Swapnil Singh

Personal information
- Full name: Swapnil Kamlesh Singh
- Born: 22 January 1991 (age 35) Raebareli, Uttar Pradesh, India
- Batting: Right-handed
- Bowling: Slow left-arm orthodox
- Role: Bowler

Domestic team information
- 2005/06–2019/20: Baroda
- 2016–2017: Kings XI Punjab
- 2021/22–2024/25: Uttarakhand
- 2023: Lucknow Super Giants
- 2024- Present: Royal Challengers Bengaluru
- 2025/26: Tripura

Career statistics
| Competition | FC | LA | T20 |
| Matches | 83 | 68 | 90 |
| Runs scored | 2,981 | 1,188 | 988 |
| Batting average | 25.47 | 23.76 | 22.45 |
| 100s/50s | 2/16 | 0/6 | 0/2 |
| Top score | 164 | 82 | 52 |
| Balls bowled | 12,555 | 2,935 | 1,546 |
| Wickets | 212 | 71 | 73 |
| Bowling average | 29.29 | 30.54 | 25.86 |
| 5 wickets in innings | 13 | 1 | 1 |
| 10 wickets in match | 0 | 0 | 0 |
| Best bowling | 7/66 | 5/25 | 6/19 |
| Catches/stumpings | 53/– | 23/– | 32/– |
- Source: CricketArchive, 28 October 2025

= Swapnil Singh =

Indian cricketer (born 1991)

Swapnil Kamlesh Singh (born 22 January 1991) is an Indian cricketer who plays for Tripura and Royal Challengers Bengaluru. He is a bowler who bats right-handed and bowls slow left-arm orthodox.

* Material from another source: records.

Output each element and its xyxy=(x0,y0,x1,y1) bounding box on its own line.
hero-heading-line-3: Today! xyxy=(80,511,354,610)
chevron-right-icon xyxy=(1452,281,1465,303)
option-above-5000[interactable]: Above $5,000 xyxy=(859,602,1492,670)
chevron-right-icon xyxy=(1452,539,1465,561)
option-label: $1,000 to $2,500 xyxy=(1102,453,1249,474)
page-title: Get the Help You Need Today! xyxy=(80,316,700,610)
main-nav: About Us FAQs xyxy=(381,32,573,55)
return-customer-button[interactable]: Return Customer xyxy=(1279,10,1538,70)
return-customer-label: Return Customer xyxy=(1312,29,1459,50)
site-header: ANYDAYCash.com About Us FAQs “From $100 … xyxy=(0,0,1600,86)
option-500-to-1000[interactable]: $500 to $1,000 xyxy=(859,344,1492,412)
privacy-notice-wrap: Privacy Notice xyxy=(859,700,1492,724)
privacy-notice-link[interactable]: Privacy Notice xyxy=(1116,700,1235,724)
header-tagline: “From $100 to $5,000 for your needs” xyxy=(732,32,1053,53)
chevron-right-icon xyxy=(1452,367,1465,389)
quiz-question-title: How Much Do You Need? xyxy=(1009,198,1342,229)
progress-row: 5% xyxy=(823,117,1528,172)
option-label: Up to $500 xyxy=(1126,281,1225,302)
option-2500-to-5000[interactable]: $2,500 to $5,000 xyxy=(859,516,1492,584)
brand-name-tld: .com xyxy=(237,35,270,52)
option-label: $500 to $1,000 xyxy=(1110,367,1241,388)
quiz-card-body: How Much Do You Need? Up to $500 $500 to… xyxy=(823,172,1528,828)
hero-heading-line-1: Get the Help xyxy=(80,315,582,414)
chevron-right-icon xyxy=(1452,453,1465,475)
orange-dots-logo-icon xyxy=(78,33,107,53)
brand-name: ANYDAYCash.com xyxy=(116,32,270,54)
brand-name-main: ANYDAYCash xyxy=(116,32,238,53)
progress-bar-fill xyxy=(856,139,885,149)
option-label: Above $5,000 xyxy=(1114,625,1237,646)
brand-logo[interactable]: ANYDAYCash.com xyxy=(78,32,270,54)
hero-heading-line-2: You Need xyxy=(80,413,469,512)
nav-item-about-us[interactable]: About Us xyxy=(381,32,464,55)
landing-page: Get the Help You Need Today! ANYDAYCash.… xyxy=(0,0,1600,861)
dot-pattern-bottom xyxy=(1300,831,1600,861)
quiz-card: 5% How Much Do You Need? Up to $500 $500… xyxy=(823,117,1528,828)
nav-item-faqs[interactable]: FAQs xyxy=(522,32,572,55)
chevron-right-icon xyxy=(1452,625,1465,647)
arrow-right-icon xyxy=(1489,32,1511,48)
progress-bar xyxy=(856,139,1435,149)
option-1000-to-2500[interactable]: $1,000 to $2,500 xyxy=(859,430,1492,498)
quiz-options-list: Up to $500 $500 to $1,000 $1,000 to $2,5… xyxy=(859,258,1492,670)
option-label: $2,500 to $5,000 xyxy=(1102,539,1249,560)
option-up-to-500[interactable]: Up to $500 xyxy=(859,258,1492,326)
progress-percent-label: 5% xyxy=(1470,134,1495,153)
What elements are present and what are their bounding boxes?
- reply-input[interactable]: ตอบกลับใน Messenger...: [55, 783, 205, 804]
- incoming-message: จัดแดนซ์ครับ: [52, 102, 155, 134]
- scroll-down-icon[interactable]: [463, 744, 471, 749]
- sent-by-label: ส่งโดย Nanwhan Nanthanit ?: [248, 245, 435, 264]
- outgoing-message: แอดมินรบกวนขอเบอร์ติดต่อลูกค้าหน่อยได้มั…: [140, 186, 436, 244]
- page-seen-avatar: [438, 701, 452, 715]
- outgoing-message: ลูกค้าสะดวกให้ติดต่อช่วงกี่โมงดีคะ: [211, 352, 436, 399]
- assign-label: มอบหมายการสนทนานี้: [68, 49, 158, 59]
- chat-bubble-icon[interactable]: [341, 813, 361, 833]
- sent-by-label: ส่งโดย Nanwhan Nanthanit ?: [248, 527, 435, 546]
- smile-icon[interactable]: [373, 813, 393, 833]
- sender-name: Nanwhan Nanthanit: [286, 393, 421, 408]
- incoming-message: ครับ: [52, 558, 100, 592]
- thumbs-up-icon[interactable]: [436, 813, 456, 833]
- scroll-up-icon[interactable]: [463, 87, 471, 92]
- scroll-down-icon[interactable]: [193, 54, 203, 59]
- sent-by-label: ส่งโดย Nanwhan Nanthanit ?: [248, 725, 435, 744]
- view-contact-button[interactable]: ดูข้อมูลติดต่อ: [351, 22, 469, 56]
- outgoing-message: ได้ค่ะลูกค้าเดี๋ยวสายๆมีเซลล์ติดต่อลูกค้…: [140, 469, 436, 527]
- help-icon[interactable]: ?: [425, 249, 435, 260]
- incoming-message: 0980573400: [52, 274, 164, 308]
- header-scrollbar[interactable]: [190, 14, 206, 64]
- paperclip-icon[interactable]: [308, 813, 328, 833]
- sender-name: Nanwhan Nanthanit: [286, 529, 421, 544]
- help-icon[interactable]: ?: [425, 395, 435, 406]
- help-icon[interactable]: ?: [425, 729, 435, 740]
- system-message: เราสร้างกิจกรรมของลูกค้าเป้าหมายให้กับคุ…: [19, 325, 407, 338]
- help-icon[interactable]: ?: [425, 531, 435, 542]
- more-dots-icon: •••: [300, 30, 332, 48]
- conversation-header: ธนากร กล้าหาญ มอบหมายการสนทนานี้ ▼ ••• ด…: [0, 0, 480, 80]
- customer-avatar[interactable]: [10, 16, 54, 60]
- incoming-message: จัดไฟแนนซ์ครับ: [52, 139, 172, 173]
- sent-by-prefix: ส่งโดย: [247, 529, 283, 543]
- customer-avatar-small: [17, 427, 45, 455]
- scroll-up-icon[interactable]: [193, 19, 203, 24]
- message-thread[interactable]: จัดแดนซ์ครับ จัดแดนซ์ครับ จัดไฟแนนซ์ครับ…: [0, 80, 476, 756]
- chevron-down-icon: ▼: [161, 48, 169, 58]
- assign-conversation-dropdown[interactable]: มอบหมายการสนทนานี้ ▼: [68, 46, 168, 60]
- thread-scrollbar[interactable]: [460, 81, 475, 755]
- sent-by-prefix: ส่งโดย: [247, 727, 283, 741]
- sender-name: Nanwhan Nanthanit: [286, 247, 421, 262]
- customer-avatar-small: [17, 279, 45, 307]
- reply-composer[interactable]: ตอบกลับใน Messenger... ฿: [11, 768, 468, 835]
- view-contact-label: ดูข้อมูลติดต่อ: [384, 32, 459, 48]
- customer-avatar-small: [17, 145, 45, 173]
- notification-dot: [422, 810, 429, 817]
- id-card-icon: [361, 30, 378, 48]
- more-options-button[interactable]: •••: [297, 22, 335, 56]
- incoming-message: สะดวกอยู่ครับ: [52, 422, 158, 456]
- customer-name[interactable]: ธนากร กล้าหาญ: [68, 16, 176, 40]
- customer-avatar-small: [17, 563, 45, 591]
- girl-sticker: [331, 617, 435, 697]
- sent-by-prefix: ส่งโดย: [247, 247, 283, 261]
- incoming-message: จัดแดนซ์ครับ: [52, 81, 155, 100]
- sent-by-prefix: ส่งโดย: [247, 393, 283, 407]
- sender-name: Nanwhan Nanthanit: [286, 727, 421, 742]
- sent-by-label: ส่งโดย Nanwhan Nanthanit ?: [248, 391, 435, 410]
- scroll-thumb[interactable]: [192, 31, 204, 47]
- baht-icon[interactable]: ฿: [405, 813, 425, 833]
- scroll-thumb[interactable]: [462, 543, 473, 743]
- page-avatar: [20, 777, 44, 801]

He made his first-class debut for Baroda in 2006 at the age of 14 and was a member of the Mumbai Indians squad in 2008. In a match of the 2014–15 Syed Mushtaq Ali Trophy against Saurashtra, he took six wickets for 19 runs from four overs.

He was the leading run-scorer for Baroda in the 2017–18 Ranji Trophy, with 565 runs in six matches. In July 2018, he was named in the squad for India Blue for the 2018–19 Duleep Trophy. He was bought for INR 10 lakhs by Kings XI Punjab at the 2016 IPL auction and made his Indian Premier League debut during the season. He played for Lucknow Super Giants in 2023 and for Royal Challengers Bengaluru in 2024.